2. The administration’s stated rationale: reorientation, deregulation, fiscal priorities
Supporters frame these moves as intentional reorientation, not nihilistic reversal. Brookings’ analysis of the 2025 National Security Strategy describes a clear repudiation of past global approaches and an explicit redefinition of U.S. interests — a strategic shift rather than mere chaos [3]. Policy proposals summarized in industry and consulting commentary emphasize tax cuts, tariff leverage and deregulation to spur growth, including calls to permanently extend 2017 tax cuts and lower corporate rates as economic priorities [4]. Those advancing these policies argue they restore economic competitiveness and prioritize national sovereignty and fiscal discipline [3] [4].
3. Where policy design intersects with practical effects on medicine and science
Federal research and healthcare policies have been affected by administrative directives. Harvard’s research office tracked federal agency updates tied to executive orders, noting concrete changes like NIH’s 15% indirect cost rate cap applied to grants beginning February 2025 — a change that affects university budgets and research capacity [6]. The Center on Budget and Policy Priorities documents executive actions that reduce enrollment windows and restrict eligibility, which critics say raise costs and shrink access for people with marketplace coverage [5]. Whether those outcomes are framed as unintended budgetary discipline or as active dismantling is disputed among observers [6] [5].
4. The legislative and budgetary battlefield: cuts, reconciliation, and program impacts
Major changes are also pursued through budgeting choices. CBPP highlights Republican strategies to use budget reconciliation to extend tax cuts and cut mandatory programs like SNAP and Medicaid, warning these decisions could leave millions worse off [7]. Peak Re and other analysts flag that proposed tax and deregulation packages aim to offset cuts with tariffs or spending reductions, and that credit‑rating agencies have already downgraded U.S. sovereign debt amid shifting fiscal dynamics — indicating real fiscal risks to these policy choices [4].
5. Competing narratives and the role of think‑tank blueprints
Project 2025 illustrates how policy blueprints can accelerate change.

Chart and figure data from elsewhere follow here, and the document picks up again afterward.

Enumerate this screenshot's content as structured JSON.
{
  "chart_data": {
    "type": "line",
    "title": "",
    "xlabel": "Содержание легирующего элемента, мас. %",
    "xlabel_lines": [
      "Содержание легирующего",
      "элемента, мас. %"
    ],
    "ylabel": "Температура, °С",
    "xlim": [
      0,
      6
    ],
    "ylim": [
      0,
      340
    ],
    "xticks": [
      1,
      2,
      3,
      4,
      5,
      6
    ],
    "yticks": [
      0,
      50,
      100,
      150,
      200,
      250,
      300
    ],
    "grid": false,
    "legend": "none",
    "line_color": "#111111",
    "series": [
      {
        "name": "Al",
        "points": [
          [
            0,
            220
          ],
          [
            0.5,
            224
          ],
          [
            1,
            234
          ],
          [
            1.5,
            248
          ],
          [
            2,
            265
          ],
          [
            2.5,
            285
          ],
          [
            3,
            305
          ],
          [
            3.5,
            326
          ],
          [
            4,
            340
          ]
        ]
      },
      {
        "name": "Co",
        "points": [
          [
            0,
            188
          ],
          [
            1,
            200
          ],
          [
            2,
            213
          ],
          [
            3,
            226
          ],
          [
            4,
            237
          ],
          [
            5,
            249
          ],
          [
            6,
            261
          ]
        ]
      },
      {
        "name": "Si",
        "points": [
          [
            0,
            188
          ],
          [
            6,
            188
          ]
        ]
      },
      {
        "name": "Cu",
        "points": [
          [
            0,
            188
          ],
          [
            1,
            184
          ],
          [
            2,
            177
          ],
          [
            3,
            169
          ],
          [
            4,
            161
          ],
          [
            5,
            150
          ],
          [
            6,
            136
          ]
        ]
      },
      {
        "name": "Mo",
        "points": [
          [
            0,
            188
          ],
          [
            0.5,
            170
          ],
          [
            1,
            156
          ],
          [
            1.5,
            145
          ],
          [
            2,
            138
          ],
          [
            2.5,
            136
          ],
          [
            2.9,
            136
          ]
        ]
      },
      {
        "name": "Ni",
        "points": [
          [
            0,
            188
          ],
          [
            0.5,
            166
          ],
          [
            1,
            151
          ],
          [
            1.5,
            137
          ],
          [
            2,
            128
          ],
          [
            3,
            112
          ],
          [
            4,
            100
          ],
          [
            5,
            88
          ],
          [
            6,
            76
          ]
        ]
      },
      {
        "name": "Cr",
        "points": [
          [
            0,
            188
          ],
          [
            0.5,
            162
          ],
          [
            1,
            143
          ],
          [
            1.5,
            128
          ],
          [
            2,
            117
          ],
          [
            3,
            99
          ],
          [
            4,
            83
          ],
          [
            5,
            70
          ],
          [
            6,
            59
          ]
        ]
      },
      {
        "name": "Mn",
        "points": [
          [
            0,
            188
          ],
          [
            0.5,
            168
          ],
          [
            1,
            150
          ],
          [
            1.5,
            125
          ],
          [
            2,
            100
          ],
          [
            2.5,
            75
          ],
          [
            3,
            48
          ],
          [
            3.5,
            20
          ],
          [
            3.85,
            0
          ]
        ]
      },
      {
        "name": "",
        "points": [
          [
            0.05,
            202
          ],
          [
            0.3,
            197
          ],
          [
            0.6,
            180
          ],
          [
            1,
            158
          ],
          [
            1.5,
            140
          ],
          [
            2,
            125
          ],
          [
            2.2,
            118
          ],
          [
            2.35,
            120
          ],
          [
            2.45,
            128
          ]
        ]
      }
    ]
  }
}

Wikipedia’s coverage shows the Heritage Foundation’s Mandate aims to install personnel and policy changes across government and has been used as a playbook for administration priorities, which supporters would call necessary overhaul and opponents call a consolidation of partisan power [2]. The Center for Progressive Reform interprets activity tracked against Project 2025 as proof the blueprint is in effect [1]. The juxtaposition of these sources shows a clear disagreement about intent: architects see reform; critics see coordinated rollback.
6. What’s missing from current reporting and where uncertainty remains
Available sources document actions and agendas but do not fully settle whether policymakers intended to “undo progress” as a primary goal versus pursuing alternate priorities framed as reforms; explicit intent is not detailed in these documents (not found in current reporting). Long‑term impacts on medical outcomes, research ecosystems, and political norms remain uncertain and depend on litigation, future budget fights, and implementation details not yet fully reported [6] [7].
7. Bottom line for readers
The record shows a pattern of policy choices in 2025 that critics view as systematic rollbacks — with Project 2025 cited as a coordinating blueprint and trackers reporting substantial implementation [2] [1]. Administrations and advocates argue these are strategic shifts toward deregulation, fiscal realignment, and national‑interest foreign policy rather than simple backsliding [3] [4]. Assessing whether these moves “undo progress” requires watching litigation, budget outcomes, and the measurable effects on health, climate, and research capacity as agencies implement changes [6] [5].